Submitted to: Journal of the American Mosquito Control Association
Publication Type: Peer Reviewed Journal
Publication Acceptance Date: 6/19/2009
Publication Date: 10/30/2009
Citation: Bentley, M.T., Kaufman, P.E., Kline, D.L., Hogsette, J.A. 2009. Response of adult mosquitoes to light-emitting diodes placed in resting boxes and in the field. Journal of the American Mosquito Control Association. 25(3):285-291. Interpretive Summary: The resting behavior of many mosquito species is well known, and resting boxes are designed to simulate resting sites and capture mosquitoes that enter. Resting boxes are passive devices and mosquitoes that enter are those seeking shelter. Recent work showed the attraction of mosquitoes to light-emitting diodes (LEDs). Therefore, scientists from the USDA-CMAVE worked cooperatively with scientists from the University of Florida, Department of Entomology and Nematology, to improve the efficacy of resting boxes by fitting them with LEDs producing blue (470 nm), green (502 nm), red (660 nm), and Infra Red (860 nm) light. Nearly half of mosquitoes were captured in resting boxes with green LEDs. Resting boxes without LEDs captured 22% of the mosquitoes but the least number (16.7%) of mosquitoes was collected in boxes with blue LEDs.
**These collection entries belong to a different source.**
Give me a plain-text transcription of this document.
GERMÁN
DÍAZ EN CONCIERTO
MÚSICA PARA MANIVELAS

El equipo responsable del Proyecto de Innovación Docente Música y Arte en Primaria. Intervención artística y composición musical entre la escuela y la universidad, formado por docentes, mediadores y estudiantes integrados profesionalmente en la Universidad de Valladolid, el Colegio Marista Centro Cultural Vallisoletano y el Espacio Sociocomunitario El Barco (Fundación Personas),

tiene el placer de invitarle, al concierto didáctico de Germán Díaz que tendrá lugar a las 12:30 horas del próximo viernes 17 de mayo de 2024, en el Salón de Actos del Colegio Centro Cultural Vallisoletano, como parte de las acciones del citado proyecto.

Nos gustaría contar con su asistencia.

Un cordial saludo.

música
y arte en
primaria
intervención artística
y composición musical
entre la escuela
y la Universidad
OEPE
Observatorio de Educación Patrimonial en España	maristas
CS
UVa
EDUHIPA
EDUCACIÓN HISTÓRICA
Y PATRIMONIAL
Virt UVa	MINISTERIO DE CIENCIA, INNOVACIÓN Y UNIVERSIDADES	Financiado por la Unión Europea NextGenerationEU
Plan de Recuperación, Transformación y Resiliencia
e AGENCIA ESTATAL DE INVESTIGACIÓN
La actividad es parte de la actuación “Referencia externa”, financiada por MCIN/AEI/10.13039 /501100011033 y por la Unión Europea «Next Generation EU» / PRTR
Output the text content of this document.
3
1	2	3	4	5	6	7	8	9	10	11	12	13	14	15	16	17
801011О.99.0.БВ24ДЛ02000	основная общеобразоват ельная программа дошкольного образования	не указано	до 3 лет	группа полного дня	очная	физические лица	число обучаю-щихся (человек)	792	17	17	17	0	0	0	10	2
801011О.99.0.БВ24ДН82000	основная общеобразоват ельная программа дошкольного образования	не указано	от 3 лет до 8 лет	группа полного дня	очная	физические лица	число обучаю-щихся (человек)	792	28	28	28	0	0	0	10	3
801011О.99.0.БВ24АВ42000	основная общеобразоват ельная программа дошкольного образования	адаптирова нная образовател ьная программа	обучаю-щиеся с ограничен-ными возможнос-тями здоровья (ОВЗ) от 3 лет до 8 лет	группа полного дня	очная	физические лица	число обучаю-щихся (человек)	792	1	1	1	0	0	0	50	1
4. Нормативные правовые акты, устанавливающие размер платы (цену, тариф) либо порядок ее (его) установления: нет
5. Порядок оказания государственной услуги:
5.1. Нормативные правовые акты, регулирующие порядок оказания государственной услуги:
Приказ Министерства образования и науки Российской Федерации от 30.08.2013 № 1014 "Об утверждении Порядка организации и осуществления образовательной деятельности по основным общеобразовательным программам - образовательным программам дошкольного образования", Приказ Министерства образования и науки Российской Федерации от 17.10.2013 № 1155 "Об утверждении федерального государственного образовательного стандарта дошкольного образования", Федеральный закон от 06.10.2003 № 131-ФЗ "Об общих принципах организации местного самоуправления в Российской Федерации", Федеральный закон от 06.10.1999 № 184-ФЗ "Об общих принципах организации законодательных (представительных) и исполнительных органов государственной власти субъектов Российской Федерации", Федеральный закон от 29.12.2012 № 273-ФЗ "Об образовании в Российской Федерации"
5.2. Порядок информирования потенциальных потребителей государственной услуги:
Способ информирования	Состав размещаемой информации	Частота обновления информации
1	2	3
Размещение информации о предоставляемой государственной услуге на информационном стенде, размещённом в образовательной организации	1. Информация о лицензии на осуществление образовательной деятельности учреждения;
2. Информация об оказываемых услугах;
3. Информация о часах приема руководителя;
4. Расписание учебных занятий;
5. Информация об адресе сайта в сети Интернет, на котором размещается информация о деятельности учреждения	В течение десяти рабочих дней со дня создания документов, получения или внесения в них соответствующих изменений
Technical Abstract: Resting boxes are passive devices used to attract and capture mosquitoes seeking shelter. Increasing the attractiveness of these devices could improve their effectiveness. Light emitting diodes (LEDs) can be attractive to mosquitoes when used together with other trapping devices. Therefore resting boxes were fitted with LEDs producing blue (470 nm), green (502 nm), red (660 nm), and Infra Red (860 nm) light to determine if trapping efficacy could be increased. Nearly half of mosquitoes were attracted to resting boxes with green LEDs. Resting boxes without LEDs captured 22% of the mosquitoes but the least number (16.7%) of mosquitoes was collected in boxes with blue LEDs.